Long-term geotechnical response of Venice coastal defences detected by Persistent Scatterer Interferometry
L. Bincoletto
Geological consultant, San Vito al Tagliamento, Italy
P. Simonini
Department of Hydraulic, Maritime, Environmental and Geotechnical Engineering, University of Padova,
Padova, Italy
T. Strozzi
Gamma Remote Sensing, Gumligen, Switzerland
P. Teatini
Dept. Mathematical Methods and Models for Scientific
Applications, University of Padova, Padova, Italy
L. Tosi
Institute of Marine Sciences, CNR, Venezia, Italy
ABSTRACT
With a surface area of about 550 km2 the Venice Lagoon is the largest Italian wetland,
open to the tides of the Upper Adriatic Sea (the highest tides in the Mediterranean Sea).
The lagoon is connected to the sea through three inlets, which divide the narrow littoral strip
separating the inner water body from the Adriatic. Several nearshore and offshore structures have
been constructed over the decades to protect such a unique city and its coastal environment from
sea storms and high waters, whose frequency and level are increasing due to relative sea level rise.

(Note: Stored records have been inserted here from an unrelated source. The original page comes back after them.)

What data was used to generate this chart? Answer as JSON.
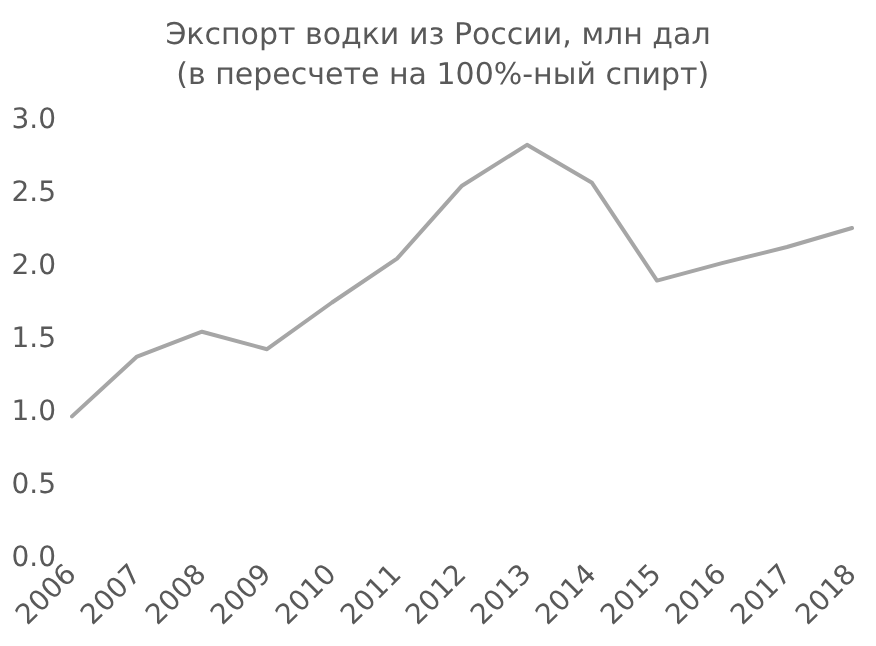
{
  "chart_data": {
    "type": "line",
    "title": "Экспорт водки из России, млн дал (в пересчете на 100%-ный спирт)",
    "categories": [
      "2006",
      "2007",
      "2008",
      "2009",
      "2010",
      "2011",
      "2012",
      "2013",
      "2014",
      "2015",
      "2016",
      "2017",
      "2018"
    ],
    "series": [
      {
        "color": "#a6a6a6",
        "values": [
          0.97,
          1.38,
          1.55,
          1.43,
          1.75,
          2.05,
          2.55,
          2.83,
          2.57,
          1.9,
          2.02,
          2.13,
          2.26
        ]
      }
    ],
    "ylim": [
      0,
      3
    ],
    "yticks": [
      {
        "value": 0,
        "label": "0.0"
      },
      {
        "value": 0.5,
        "label": "0.5"
      },
      {
        "value": 1,
        "label": "1.0"
      },
      {
        "value": 1.5,
        "label": "1.5"
      },
      {
        "value": 2,
        "label": "2.0"
      },
      {
        "value": 2.5,
        "label": "2.5"
      },
      {
        "value": 3,
        "label": "3.0"
      }
    ],
    "grid": false,
    "marker": "none",
    "line_style": "solid"
  }
}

Long jetties have been built at the inlets between the end of the 18th and beginning of the 19th
centuries and then reinforced between 1994 and 1997. Since 2003, in the framework of the MOSE
construction (i.e., the project of mobile barriers for the temporarily closure of the lagoon to
the sea), the jetties have been extended, new breakwaters have been constructed in front of the
inlets, and a small island has been realized within the Lido inlet to support the MOSE gates.
An accurate quantification of the movements of these coastal defenses due to long-term consolidation
has been carried out by Persistent Scatterer Interferometry (PSI) using ENVISAT ASAR and TerraSAR-X
images acquired from April 2003 to December 2009 and from March 2008 and January 2009, respectively.
The displacements range between few mm/yr for the structures older than 10 years up to 50-70 mm/yr
for those realized few years ago. The PSI measurements have been combined with the outcome of a
detailed geomechanical characterization of the lagoon subsoil down to -50 m depth below msl.
The geotechnical dataset has been collected at a test site located on the northern littoral where
an instrumented 20 m radius, 6.7 m high vertically-walled reinforced sand embankment was built at
the end of 2002 and monitored till to 2007. The use of the derived stress-strain properties together
with the actual lithostratigraphy below the structures, which is available from several piezocone
profiles and boreholes, allow for the computation of secondary compression rates that match very well
the PSI-derived movements. The results provide important information on the expected time-dependent
settlement of these structures and prove the potentiality of PSI in controlling the geomechanical
response of large coastal structures.